Why are kitchens such important places for us to gather and why does it feel so good to sit here while someone else prepares dinner? Actually, if I am honest, it makes me uncomfortable because I want to do something, to help chop things or wash things. But they won’t allow it. Dan has a singular way of preparing food that requires space and concentration, and I would be of no help. He and Grainne do a ‘dance’ of cooking, cleaning up and quietly talking as Spanish jazz plays in the background. What an incredible privilege for me, so used to being the chef du jour (probably better to say that in Spanish but I don’t know how!!). Could God possibly want me to sit this out and to allow others to provide for me when I have been called to serve and provide as my vocation? What is it that God wants me to see here?
This morning I looked out the window of the historic house where Dan and Grainne live and condensation had clouded the window.

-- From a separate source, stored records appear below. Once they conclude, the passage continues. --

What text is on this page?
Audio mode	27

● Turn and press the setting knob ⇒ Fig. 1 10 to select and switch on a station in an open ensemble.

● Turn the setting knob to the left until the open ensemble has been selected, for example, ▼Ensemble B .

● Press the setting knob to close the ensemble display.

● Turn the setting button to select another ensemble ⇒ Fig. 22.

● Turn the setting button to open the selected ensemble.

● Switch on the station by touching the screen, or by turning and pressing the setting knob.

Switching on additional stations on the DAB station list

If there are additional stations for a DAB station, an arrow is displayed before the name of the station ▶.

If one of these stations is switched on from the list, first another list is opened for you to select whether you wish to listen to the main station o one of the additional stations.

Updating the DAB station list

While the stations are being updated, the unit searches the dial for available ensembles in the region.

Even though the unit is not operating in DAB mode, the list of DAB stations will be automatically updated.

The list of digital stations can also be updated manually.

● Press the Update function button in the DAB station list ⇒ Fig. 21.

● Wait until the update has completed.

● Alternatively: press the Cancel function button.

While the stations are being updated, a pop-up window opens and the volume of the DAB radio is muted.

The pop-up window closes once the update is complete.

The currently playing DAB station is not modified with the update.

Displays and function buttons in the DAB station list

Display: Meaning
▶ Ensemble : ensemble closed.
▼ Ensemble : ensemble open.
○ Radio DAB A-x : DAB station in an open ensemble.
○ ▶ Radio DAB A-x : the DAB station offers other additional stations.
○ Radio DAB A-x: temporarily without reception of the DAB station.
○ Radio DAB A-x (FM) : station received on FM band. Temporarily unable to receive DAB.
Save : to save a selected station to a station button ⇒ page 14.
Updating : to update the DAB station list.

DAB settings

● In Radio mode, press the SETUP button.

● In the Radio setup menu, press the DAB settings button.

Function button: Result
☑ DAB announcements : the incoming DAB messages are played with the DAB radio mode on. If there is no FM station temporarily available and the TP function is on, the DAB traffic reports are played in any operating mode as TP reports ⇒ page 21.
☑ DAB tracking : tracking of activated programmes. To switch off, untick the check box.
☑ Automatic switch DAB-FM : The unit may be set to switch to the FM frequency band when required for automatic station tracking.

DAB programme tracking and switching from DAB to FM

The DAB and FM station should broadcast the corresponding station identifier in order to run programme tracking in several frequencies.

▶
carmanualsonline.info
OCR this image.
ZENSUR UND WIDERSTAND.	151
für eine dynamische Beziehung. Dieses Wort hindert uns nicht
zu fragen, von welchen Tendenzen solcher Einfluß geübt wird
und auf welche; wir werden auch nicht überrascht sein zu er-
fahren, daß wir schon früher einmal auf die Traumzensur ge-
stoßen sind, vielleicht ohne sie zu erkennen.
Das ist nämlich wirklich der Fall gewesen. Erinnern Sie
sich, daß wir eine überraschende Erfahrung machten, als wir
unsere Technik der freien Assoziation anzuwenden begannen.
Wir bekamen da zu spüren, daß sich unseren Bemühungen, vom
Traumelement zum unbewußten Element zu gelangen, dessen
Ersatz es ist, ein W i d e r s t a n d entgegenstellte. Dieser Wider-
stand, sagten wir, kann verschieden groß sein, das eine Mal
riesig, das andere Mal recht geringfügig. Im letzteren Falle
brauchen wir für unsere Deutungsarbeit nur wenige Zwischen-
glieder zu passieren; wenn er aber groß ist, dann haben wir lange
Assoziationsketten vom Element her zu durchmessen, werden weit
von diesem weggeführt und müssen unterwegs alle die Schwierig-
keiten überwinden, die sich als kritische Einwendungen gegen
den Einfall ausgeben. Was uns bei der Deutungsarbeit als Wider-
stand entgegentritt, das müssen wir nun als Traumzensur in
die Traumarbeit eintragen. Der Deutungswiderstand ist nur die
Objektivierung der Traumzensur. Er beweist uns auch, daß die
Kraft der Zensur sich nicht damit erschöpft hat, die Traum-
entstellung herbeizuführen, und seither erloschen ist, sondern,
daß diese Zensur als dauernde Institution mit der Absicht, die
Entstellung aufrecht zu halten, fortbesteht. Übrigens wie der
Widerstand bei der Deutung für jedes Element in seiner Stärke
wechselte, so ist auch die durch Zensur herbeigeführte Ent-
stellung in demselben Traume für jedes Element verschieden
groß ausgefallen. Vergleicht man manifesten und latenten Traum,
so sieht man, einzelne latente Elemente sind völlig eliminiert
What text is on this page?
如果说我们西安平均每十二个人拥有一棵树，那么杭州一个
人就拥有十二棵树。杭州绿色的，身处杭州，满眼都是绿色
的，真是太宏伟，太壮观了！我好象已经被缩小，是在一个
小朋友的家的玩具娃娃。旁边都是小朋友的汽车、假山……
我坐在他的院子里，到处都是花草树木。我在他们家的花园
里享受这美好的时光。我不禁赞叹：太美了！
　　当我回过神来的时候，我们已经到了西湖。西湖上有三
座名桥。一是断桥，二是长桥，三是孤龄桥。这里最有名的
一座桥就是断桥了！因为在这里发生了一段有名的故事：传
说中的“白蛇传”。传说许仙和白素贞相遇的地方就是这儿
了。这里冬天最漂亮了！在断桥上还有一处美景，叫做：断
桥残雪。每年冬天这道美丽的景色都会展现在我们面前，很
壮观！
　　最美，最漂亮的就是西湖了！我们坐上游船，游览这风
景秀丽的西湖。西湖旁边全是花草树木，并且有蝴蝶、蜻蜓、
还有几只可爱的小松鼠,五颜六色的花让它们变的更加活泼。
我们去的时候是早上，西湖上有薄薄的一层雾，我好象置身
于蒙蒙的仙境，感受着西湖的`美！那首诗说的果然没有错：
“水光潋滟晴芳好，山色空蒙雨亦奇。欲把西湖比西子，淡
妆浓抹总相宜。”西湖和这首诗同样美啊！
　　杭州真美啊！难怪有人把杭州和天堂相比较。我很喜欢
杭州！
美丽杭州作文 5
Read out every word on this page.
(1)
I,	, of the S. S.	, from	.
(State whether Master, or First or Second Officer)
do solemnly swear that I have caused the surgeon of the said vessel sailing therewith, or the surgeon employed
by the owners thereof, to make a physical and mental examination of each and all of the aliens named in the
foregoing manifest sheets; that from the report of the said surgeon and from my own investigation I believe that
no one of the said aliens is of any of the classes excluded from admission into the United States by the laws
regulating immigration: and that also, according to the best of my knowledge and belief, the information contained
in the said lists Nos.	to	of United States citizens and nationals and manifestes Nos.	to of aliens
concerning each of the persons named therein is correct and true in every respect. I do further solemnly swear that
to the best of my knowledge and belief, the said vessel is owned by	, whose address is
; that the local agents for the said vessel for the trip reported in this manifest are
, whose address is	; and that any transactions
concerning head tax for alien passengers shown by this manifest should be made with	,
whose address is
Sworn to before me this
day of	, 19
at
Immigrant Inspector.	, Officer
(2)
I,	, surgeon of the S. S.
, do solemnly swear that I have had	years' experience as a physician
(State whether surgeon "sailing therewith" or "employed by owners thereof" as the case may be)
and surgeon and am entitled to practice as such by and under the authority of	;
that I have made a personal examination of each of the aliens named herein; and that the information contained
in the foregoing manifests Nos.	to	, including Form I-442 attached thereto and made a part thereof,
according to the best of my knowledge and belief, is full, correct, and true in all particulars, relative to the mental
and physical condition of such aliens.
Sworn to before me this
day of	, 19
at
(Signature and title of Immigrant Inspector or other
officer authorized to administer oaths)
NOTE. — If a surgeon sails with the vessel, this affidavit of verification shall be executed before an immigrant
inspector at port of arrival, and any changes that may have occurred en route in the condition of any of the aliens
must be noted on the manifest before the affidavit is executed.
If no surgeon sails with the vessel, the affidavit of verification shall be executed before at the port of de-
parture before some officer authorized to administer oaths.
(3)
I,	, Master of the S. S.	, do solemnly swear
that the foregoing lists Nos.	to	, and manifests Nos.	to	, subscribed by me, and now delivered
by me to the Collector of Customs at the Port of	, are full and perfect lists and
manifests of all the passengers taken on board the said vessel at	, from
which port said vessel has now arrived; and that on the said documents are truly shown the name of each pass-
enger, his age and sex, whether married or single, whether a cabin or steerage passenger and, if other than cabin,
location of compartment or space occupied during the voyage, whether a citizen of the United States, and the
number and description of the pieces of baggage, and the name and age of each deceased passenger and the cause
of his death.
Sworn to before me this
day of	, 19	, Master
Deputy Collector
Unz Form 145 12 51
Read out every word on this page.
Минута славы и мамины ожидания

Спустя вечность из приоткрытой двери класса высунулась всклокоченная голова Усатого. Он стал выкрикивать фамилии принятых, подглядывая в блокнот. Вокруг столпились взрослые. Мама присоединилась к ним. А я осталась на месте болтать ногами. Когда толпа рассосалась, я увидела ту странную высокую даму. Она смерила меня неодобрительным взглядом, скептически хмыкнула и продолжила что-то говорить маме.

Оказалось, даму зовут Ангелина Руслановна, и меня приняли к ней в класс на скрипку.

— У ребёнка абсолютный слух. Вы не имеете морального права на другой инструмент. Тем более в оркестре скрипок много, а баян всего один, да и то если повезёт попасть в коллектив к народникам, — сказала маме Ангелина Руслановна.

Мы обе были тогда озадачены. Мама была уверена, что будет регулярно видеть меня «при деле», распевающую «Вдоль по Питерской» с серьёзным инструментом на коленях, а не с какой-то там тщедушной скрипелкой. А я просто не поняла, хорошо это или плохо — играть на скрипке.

I could sort of see, but not really. Then I wiped off the moisture and my vision was much clearer. You can see that in the pictures below. Immediately I recalled the verses from Corinthians that I have long loved, but now I see new depth in it as I travel: For now we see through a glass, darkly; but then face to face: now I know in part; but then shall I know even as also I am known. I Cor 13:12
Even as Alistair and I have planned this trip and know this trip, we actually know so little about each place until we get there, spend time, hear the stories, walk the journey. And now these memories are piling up on top of each other. We are seeing differently.
I spoke to Grainne about my cataract surgery today as we walked the along Newburgh Seal Beach and told her that it is as if I have been given different eyes after my surgery, eyes that literally see differently. I have not connected these things together either—the way we see the world with our spirits, and the way we see the world with our eyes. Perhaps that integration is what God wants for me—for you!—to integrate who we are and what we are with what we are called to do and to be. What is God’s call in your life? What gift do you bring to this complicated, beautiful, vast and varied world?
I am learning at this stage of my life to see what God has prepared for me to see now. I carry with me the years of experience, education, work, relationships. The Spirit is kneading them together into a new dough, a new shape, and they will rise into something unexpected, like the crusty warm bread we have for dinner tonight with the sheen of fresh butter melted on each piece, with a vegetable-rich meal full of love and grace, becoming a new expression of communion that spans years and continents.